The GTE-join is defined as a generalized TE-join. A more formal definition is: suppose we are given temporal relations R, S, a key range kr and a time interval i, then a GTE-join finds all (r, s) where r ∈ R and s ∈ S such that: i) both, r.key ∈ kr and s.key ∈ kr; ii) r.key = s.key; iii) both, r.interval and s.interval intersect i, the time interval; and iv) r.interval intersects s.interval (Zhang, Tsotras, & Seeger, 2002). For example, given two temporal relations whose schemas are:R = (ID, Server_A_Login_Time, Server_A_Logout_Time)S = (ID, Server_B_Login_Time, Server_B_Logout_Time)such that each relation maintains a separate computer access log, a GTE-join operation can retrieve all users having an ID between 4000 and 5999 who accessed both computers last month. Due to the additional time dimension, the time interval of a join operation in a temporal database can involve more complex query predicate(s) compared to a join in a snapshot database. The need for efficient methods to store, retrieve, and process the data increases with the growth of past, present, and future state data (Enderle, Hampel, & Seidl, 2004).
Given the need to perform a GTE-join, the problem addressed by this proposed research is its efficient performance that depends on an indexed-based solution on clustered temporal data. Because temporal data are inherently multi-dimensional, building a temporal index that clusters temporal data with time intervals having a long duration is difficult. Temporal data is mapped on Hilbert curve space and managed using a B+ tree index.

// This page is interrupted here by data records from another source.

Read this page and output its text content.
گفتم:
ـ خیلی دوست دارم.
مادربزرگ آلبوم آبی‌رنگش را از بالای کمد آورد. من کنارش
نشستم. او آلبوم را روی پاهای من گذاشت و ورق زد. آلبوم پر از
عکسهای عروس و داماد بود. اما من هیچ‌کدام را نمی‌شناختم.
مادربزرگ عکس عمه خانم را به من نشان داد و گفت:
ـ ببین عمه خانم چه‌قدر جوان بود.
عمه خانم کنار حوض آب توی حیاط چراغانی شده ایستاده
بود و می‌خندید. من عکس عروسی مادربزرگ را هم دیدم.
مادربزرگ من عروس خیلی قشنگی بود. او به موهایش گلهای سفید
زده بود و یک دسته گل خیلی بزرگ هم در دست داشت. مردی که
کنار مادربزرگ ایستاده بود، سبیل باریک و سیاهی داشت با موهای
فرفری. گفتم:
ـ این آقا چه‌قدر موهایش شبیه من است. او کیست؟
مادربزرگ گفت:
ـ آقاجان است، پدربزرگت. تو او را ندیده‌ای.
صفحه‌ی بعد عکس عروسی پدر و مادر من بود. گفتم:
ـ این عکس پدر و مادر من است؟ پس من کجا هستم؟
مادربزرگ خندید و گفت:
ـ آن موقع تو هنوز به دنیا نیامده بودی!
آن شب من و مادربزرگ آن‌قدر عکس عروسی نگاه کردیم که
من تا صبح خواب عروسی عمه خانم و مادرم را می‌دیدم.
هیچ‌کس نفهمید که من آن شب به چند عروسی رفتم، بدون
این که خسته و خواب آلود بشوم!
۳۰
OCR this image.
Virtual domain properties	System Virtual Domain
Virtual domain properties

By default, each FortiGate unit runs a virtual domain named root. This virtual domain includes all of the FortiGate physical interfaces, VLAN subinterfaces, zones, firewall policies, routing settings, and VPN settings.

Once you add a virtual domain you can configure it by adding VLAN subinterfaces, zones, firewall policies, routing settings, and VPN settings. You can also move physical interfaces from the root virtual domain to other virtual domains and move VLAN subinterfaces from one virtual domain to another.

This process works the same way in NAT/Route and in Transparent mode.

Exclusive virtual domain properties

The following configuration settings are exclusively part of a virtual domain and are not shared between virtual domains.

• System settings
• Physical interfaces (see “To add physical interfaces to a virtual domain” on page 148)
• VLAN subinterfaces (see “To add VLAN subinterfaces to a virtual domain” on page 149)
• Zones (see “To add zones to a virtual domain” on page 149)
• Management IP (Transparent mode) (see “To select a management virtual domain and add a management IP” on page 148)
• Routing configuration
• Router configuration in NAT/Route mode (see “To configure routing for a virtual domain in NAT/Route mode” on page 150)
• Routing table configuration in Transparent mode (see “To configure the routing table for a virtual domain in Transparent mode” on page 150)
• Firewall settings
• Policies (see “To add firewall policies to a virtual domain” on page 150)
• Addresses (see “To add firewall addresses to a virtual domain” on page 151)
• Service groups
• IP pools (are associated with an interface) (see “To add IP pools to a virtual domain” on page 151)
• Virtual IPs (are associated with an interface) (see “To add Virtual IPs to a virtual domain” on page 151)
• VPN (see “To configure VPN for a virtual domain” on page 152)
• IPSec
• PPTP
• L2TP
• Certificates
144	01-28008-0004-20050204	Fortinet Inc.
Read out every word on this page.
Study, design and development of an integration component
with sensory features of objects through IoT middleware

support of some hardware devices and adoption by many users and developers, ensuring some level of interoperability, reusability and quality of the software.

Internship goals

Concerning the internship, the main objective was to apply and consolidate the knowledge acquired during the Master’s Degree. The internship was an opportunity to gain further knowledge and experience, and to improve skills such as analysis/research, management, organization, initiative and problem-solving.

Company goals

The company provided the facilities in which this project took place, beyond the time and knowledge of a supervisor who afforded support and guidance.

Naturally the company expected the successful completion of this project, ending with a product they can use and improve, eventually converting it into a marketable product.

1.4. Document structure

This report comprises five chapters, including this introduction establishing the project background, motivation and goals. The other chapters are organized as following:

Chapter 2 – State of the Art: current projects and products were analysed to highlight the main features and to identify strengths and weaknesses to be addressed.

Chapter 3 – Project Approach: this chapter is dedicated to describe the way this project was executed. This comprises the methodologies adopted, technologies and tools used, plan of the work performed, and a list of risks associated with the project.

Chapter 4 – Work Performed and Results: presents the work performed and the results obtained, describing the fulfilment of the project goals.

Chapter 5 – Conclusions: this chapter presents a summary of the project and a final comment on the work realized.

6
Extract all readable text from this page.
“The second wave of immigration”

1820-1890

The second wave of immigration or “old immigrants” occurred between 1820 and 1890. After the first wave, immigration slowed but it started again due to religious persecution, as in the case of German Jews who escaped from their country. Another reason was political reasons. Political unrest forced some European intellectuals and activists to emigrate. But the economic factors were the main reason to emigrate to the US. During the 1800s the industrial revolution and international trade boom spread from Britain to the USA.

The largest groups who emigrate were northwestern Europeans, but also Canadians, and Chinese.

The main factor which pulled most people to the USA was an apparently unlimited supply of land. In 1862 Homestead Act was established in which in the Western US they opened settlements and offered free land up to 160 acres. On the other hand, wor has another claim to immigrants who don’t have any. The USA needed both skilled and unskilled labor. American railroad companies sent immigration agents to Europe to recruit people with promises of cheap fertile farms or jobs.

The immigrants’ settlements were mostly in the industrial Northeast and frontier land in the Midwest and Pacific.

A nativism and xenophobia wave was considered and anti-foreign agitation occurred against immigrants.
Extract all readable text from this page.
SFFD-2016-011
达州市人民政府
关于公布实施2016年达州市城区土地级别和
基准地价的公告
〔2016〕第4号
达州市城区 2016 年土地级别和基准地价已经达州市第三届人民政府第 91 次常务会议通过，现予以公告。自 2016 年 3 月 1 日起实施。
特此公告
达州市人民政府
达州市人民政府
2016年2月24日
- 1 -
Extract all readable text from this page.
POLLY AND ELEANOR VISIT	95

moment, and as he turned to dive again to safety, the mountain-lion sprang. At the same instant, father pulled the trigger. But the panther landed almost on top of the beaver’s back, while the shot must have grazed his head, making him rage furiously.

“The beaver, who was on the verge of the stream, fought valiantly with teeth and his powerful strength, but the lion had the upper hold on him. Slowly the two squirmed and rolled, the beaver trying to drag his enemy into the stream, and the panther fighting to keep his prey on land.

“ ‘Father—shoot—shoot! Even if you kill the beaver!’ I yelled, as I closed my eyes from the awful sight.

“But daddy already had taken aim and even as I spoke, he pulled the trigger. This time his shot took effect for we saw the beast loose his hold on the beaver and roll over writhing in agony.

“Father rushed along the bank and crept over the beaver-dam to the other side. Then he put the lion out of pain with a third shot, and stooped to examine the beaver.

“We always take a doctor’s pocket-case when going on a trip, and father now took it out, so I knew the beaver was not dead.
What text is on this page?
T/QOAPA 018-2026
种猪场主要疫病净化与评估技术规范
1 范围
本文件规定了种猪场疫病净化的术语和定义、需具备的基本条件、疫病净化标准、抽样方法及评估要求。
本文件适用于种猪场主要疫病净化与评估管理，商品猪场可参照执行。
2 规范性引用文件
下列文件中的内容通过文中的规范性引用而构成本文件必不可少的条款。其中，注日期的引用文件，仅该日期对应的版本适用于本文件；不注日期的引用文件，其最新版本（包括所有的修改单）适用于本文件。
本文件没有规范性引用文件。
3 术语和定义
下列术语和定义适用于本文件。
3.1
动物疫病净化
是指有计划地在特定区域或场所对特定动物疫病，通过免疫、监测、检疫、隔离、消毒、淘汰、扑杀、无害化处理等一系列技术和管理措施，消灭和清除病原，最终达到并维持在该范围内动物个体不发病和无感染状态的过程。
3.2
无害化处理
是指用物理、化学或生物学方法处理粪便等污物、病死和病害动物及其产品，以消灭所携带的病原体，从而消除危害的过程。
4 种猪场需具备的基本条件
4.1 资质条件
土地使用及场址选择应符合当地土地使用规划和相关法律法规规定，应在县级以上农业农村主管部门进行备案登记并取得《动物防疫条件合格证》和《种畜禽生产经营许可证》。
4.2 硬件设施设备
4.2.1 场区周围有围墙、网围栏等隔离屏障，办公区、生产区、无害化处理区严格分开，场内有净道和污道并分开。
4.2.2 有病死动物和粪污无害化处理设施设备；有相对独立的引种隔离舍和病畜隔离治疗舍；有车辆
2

The temporal join operation can also be improved by considering the buffer replacement policy. First, the Least Recently Used (LRU) buffer replacement policy, implemented with a double linked list, is commonly used because of its performance improvement and low overhead cost; the add and remove pointer operations incur an O(1) complexity (Silberschatz, Galvin, & Gagne, 2004). LRU supports the “recency” principle such that if a data location is retrieved by a process, the same or nearby data will probably need to be retrieved soon. However, a problem with the LRU policy occurs with a sequential scan: if the data size being read is larger than the buffer size, then the scan continually replaces everything in the buffer with data that are only needed once. This problem is known as the frequency problem and designs that overcome it are referred to as scan-resistant (Johnson & Shasha, 1994). An example of how the LRU policy could suffer drastically is stated by O’Neil, O’Neil, & Weikum (1993).